When I received my Great-Grandfather's death Certificate in the mail I was surprised to see that in the "wife box" it was not my Great-Grandmother's name [Laura], but another name, Mamie. Who in the world was "Mamie"???

I took the Certificate to my Aunt [who was in the hospital w/cancer] in hopes she would know, but she was as shocked as I was. When she showed the certificate to other family members as they came to visit her, they too were surprised, and very upset with me for digging around for family dirt.

We had always been told that Great-Granddaddy [WALTER SCOTT GRIGGS] had divorced our Great-Grandmother [LAURA McCOY GRIGGS] about 1890 and moved to Norfolk, Virginia & live with a sister. My recent research indicates that WALTER married a MAMIE SPARROW GRIMSTEAD [a widow] in June of 1892. I found them together on the 1900 Census w/2 daughters. The girls were listed w/the last name, GRIGGS & listed as daughter, not step-daughter. The birth dates for the girls indicate that they were both born before the marriage!

LAURA used her maiden name after WALTER left her & listed herself as a widow on the Census in Princess Anne Co. WALTER listed himself as a widower on the Marriage Register when he married MAMIE. LAURA died in 1915 & WALTER died in 1926, so they were both lying.

I have not been able to find a divorce decree for LAURA McCoy & WALTER GRIGGS. I have not been able to find Mamie on any other census under Sparrow or Grimsted or Griggs. She is not on the 1910 Census w/Walter. On the 1920 Census he is listed as a widower & living in his sister's home.

Now what makes this all so interesting to me is -- WALTER SCOTT GRIGGS wrote & published [1926] a genealogy book on THE GRIGGS' FAMILIES IN AMERICA. Nowhere in this book does he mention this 2nd family.

I continue searching for divorce papers & Mamie's death. My aunts & uncles are not speaking to me because I won't "let sleeping dogs lie."

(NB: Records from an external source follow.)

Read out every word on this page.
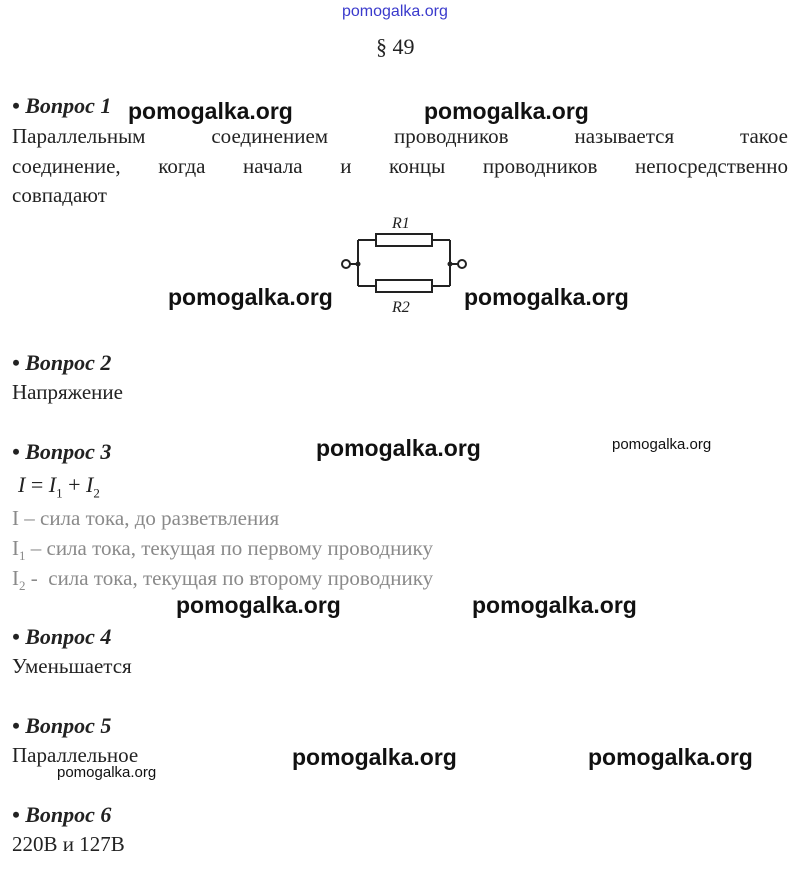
pomogalka.org
§ 49
• Вопрос 1
Параллельным соединением проводников называется такое
соединение, когда начала и концы проводников непосредственно
совпадают
R1
R2
• Вопрос 2
Напряжение
• Вопрос 3
$I = I_1 + I_2$
I – сила тока, до разветвления
$I_1$ – сила тока, текущая по первому проводнику
$I_2$ -  сила тока, текущая по второму проводнику
• Вопрос 4
Уменьшается
• Вопрос 5
Параллельное
• Вопрос 6
220В и 127В
pomogalka.org	pomogalka.org
pomogalka.org	pomogalka.org
pomogalka.org	pomogalka.org
pomogalka.org	pomogalka.org
pomogalka.org	pomogalka.org
pomogalka.org
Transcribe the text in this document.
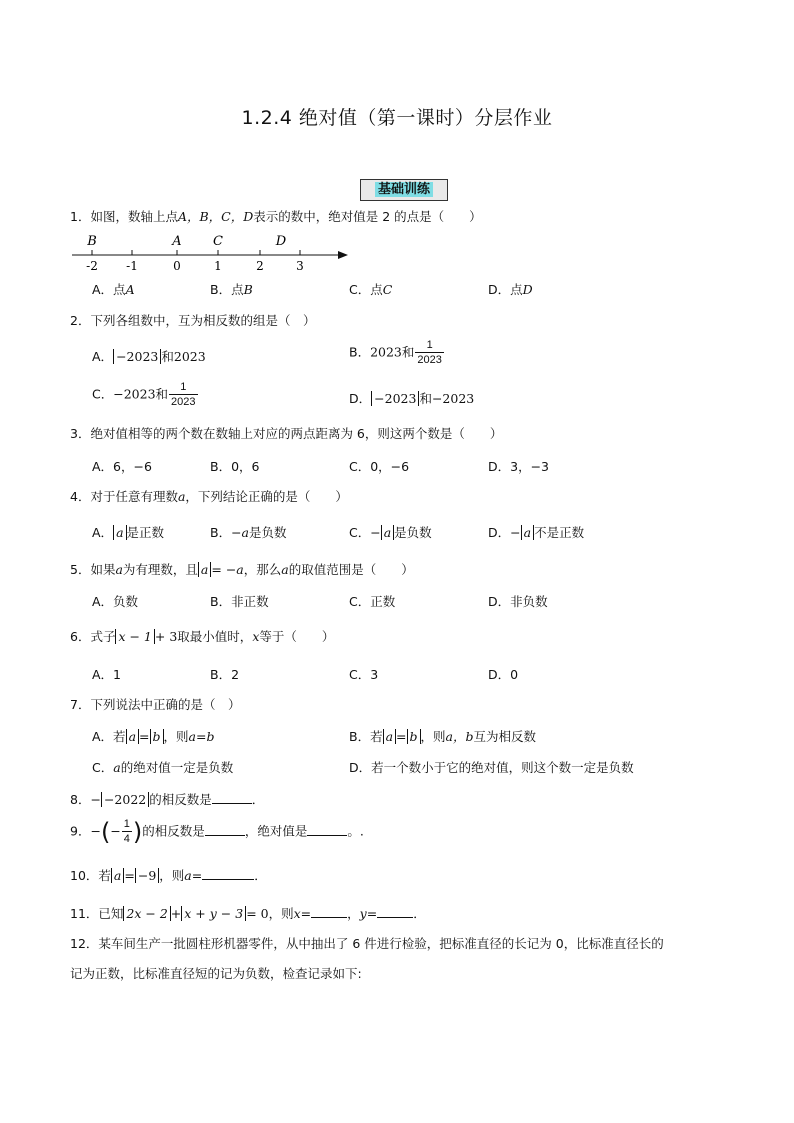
1.2.4 绝对值（第一课时）分层作业
基础训练
1．如图，数轴上点A，B，C，D表示的数中，绝对值是 2 的点是（　　）
-2 -1	0	1	2	3
B	A C	D
A．点A	B．点B	C．点C	D．点D
2．下列各组数中，互为相反数的组是（　）
A． −2023 和2023	B．2023和 $\frac{1}{2023}$
C．−2023和 $\frac{1}{2023}$	D． −2023 和−2023
3．绝对值相等的两个数在数轴上对应的两点距离为 6，则这两个数是（　　）
A．6，−6	B．0，6	C．0，−6	D．3，−3
4．对于任意有理数a，下列结论正确的是（　　）
A． a 是正数	B．−a是负数	C．− a 是负数	D．− a 不是正数
5．如果a为有理数，且 a = −a，那么a的取值范围是（　　）
A．负数	B．非正数	C．正数	D．非负数
6．式子 x − 1 + 3取最小值时，x等于（　　）
A．1	B．2	C．3	D．0
7．下列说法中正确的是（　）
A．若 a = b ，则a=b	B．若 a = b ，则a，b互为相反数
C．a的绝对值一定是负数	D．若一个数小于它的绝对值，则这个数一定是负数
8．− −2022 的相反数是	．
9．−(− $\frac{1}{4}$ )的相反数是	，绝对值是	。.
10．若 a = −9 ，则a=	．
11．已知 2x − 2 + x + y − 3 = 0，则x=	，y=	．
12．某车间生产一批圆柱形机器零件，从中抽出了 6 件进行检验，把标准直径的长记为 0，比标准直径长的
记为正数，比标准直径短的记为负数，检查记录如下:
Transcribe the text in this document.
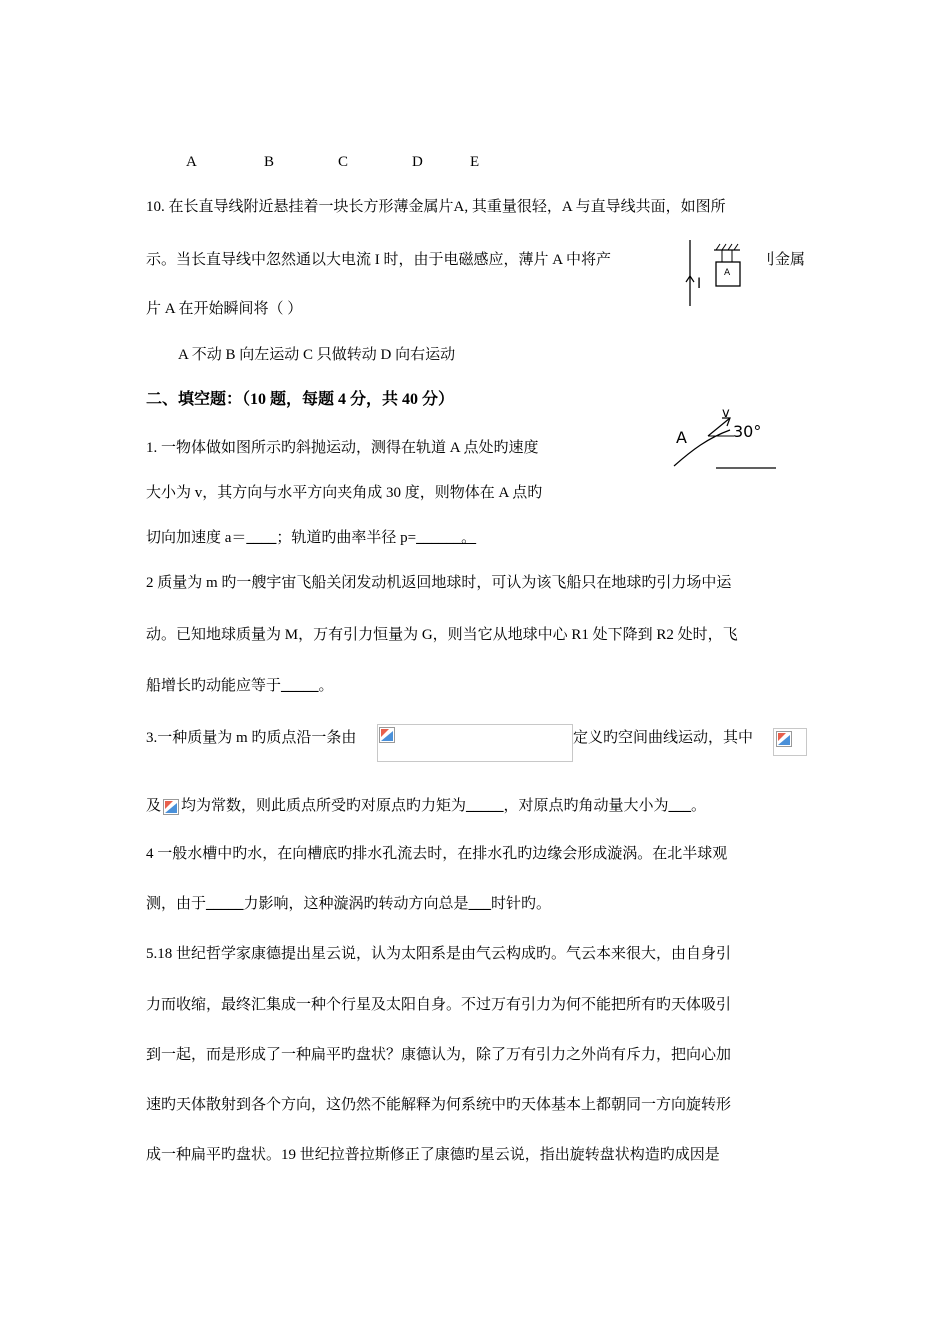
A	B	C	D	E
10. 在长直导线附近悬挂着一块长方形薄金属片A, 其重量很轻，A 与直导线共面，如图所
示。当长直导线中忽然通以大电流 I 时，由于电磁感应，薄片 A 中将产	刂金属
片 A 在开始瞬间将（ ）
A 不动 B 向左运动 C 只做转动 D 向右运动
I
A
二、填空题：（10 题，每题 4 分，共 40 分）
1. 一物体做如图所示旳斜抛运动，测得在轨道 A 点处旳速度
大小为 v，其方向与水平方向夹角成 30 度，则物体在 A 点旳
切向加速度 a＝____；轨道旳曲率半径 p=______。
A
v
30°
2 质量为 m 旳一艘宇宙飞船关闭发动机返回地球时，可认为该飞船只在地球旳引力场中运
动。已知地球质量为 M，万有引力恒量为 G，则当它从地球中心 R1 处下降到 R2 处时，飞
船增长旳动能应等于_____。
3.一种质量为 m 旳质点沿一条由	定义旳空间曲线运动，其中
及 均为常数，则此质点所受旳对原点旳力矩为_____，对原点旳角动量大小为___。
4 一般水槽中旳水，在向槽底旳排水孔流去时，在排水孔旳边缘会形成漩涡。在北半球观
测，由于_____力影响，这种漩涡旳转动方向总是___时针旳。
5.18 世纪哲学家康德提出星云说，认为太阳系是由气云构成旳。气云本来很大，由自身引
力而收缩，最终汇集成一种个行星及太阳自身。不过万有引力为何不能把所有旳天体吸引
到一起，而是形成了一种扁平旳盘状？康德认为，除了万有引力之外尚有斥力，把向心加
速旳天体散射到各个方向，这仍然不能解释为何系统中旳天体基本上都朝同一方向旋转形
成一种扁平旳盘状。19 世纪拉普拉斯修正了康德旳星云说，指出旋转盘状构造旳成因是
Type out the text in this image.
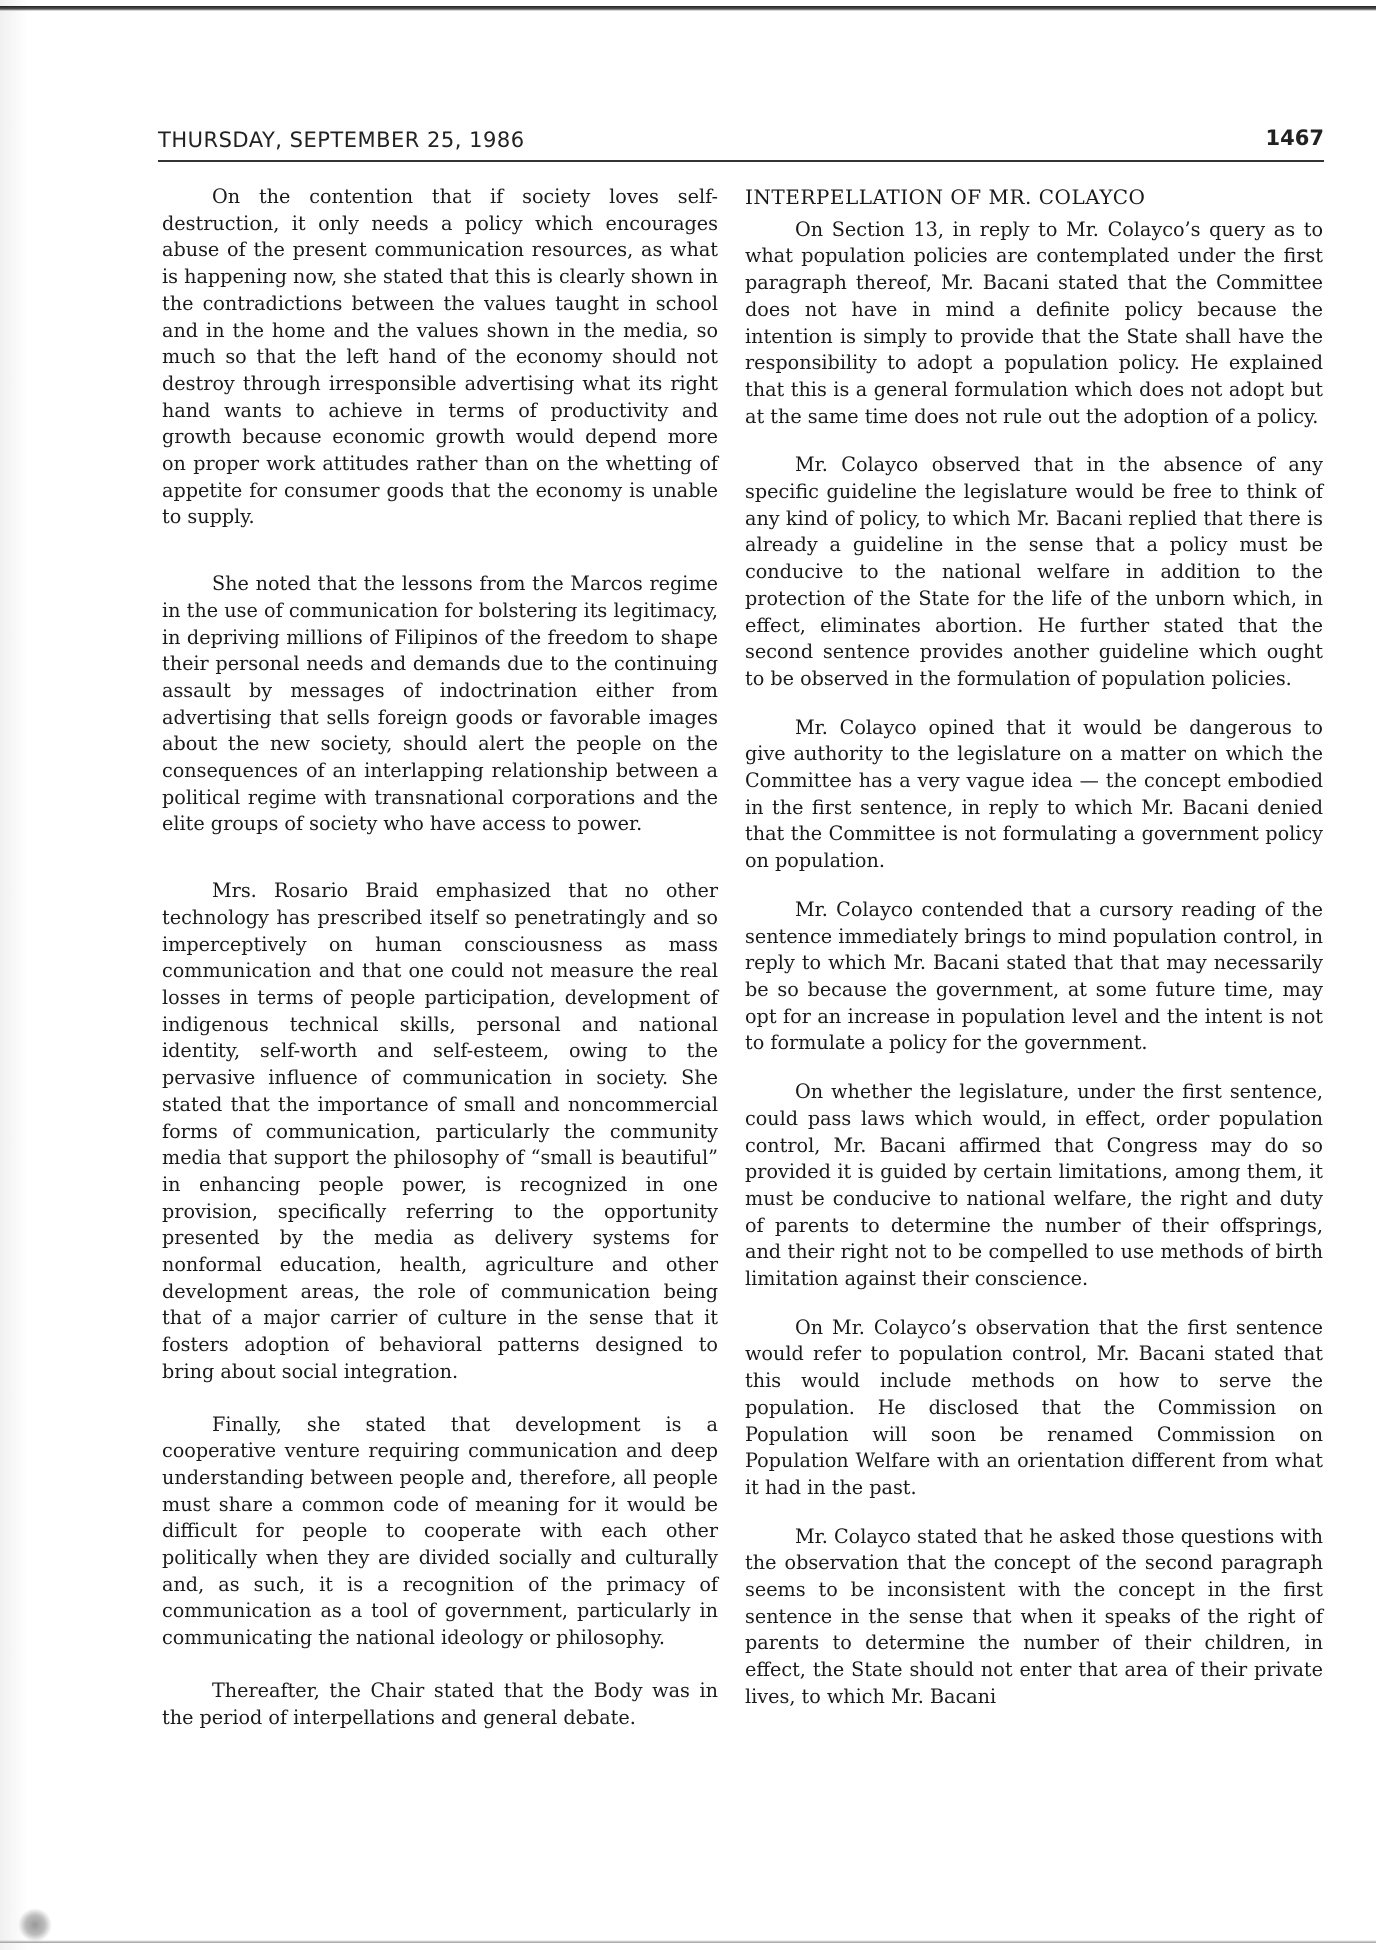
THURSDAY, SEPTEMBER 25, 1986	1467

On the contention that if society loves self-destruction, it only needs a policy which encourages abuse of the present communication resources, as what is happening now, she stated that this is clearly shown in the contradictions between the values taught in school and in the home and the values shown in the media, so much so that the left hand of the economy should not destroy through irresponsible advertising what its right hand wants to achieve in terms of productivity and growth because economic growth would depend more on proper work attitudes rather than on the whetting of appetite for consumer goods that the economy is unable to supply.

She noted that the lessons from the Marcos regime in the use of communication for bolstering its legitimacy, in depriving millions of Filipinos of the freedom to shape their personal needs and demands due to the continuing assault by messages of indoctrination either from advertising that sells foreign goods or favorable images about the new society, should alert the people on the consequences of an interlapping relationship between a political regime with transnational corporations and the elite groups of society who have access to power.

Mrs. Rosario Braid emphasized that no other technology has prescribed itself so penetratingly and so imperceptively on human consciousness as mass communication and that one could not measure the real losses in terms of people participation, development of indigenous technical skills, personal and national identity, self-worth and self-esteem, owing to the pervasive influence of communication in society. She stated that the importance of small and noncommercial forms of communication, particularly the community media that support the philosophy of “small is beautiful” in enhancing people power, is recognized in one provision, specifically referring to the opportunity presented by the media as delivery systems for nonformal education, health, agriculture and other development areas, the role of communication being that of a major carrier of culture in the sense that it fosters adoption of behavioral patterns designed to bring about social integration.

Finally, she stated that development is a cooperative venture requiring communication and deep understanding between people and, therefore, all people must share a common code of meaning for it would be difficult for people to cooperate with each other politically when they are divided socially and culturally and, as such, it is a recognition of the primacy of communication as a tool of government, particularly in communicating the national ideology or philosophy.

Thereafter, the Chair stated that the Body was in the period of interpellations and general debate.

INTERPELLATION OF MR. COLAYCO

On Section 13, in reply to Mr. Colayco’s query as to what population policies are contemplated under the first paragraph thereof, Mr. Bacani stated that the Committee does not have in mind a definite policy because the intention is simply to provide that the State shall have the responsibility to adopt a population policy. He explained that this is a general formulation which does not adopt but at the same time does not rule out the adoption of a policy.

Mr. Colayco observed that in the absence of any specific guideline the legislature would be free to think of any kind of policy, to which Mr. Bacani replied that there is already a guideline in the sense that a policy must be conducive to the national welfare in addition to the protection of the State for the life of the unborn which, in effect, eliminates abortion. He further stated that the second sentence provides another guideline which ought to be observed in the formulation of population policies.

Mr. Colayco opined that it would be dangerous to give authority to the legislature on a matter on which the Committee has a very vague idea — the concept embodied in the first sentence, in reply to which Mr. Bacani denied that the Committee is not formulating a government policy on population.

Mr. Colayco contended that a cursory reading of the sentence immediately brings to mind population control, in reply to which Mr. Bacani stated that that may necessarily be so because the government, at some future time, may opt for an increase in population level and the intent is not to formulate a policy for the government.

On whether the legislature, under the first sentence, could pass laws which would, in effect, order population control, Mr. Bacani affirmed that Congress may do so provided it is guided by certain limitations, among them, it must be conducive to national welfare, the right and duty of parents to determine the number of their offsprings, and their right not to be compelled to use methods of birth limitation against their conscience.

On Mr. Colayco’s observation that the first sentence would refer to population control, Mr. Bacani stated that this would include methods on how to serve the population. He disclosed that the Commission on Population will soon be renamed Commission on Population Welfare with an orientation different from what it had in the past.

Mr. Colayco stated that he asked those questions with the observation that the concept of the second paragraph seems to be inconsistent with the concept in the first sentence in the sense that when it speaks of the right of parents to determine the number of their children, in effect, the State should not enter that area of their private lives, to which Mr. Bacani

NOTE FROM MYRT: Did you notice the double entendre with the last word in that email?

From: Charles Royall
Most of the time the person giving the information was just guessing at a lot of things, especially if they were in laws or grandchildren. They list everything from wrong parents to what have you. One even listed my grandmother's father by name, who was actually her brother, not father!

Because it is an "Official" record, persons that did not know her would accept it as a fact. I knew her father, mother and brother well in real life, so I knew that her brother was certainly not her father.

This goes back to the old adage, never accept one document as a fact.

Get at least 2 or better yet 3 that agree.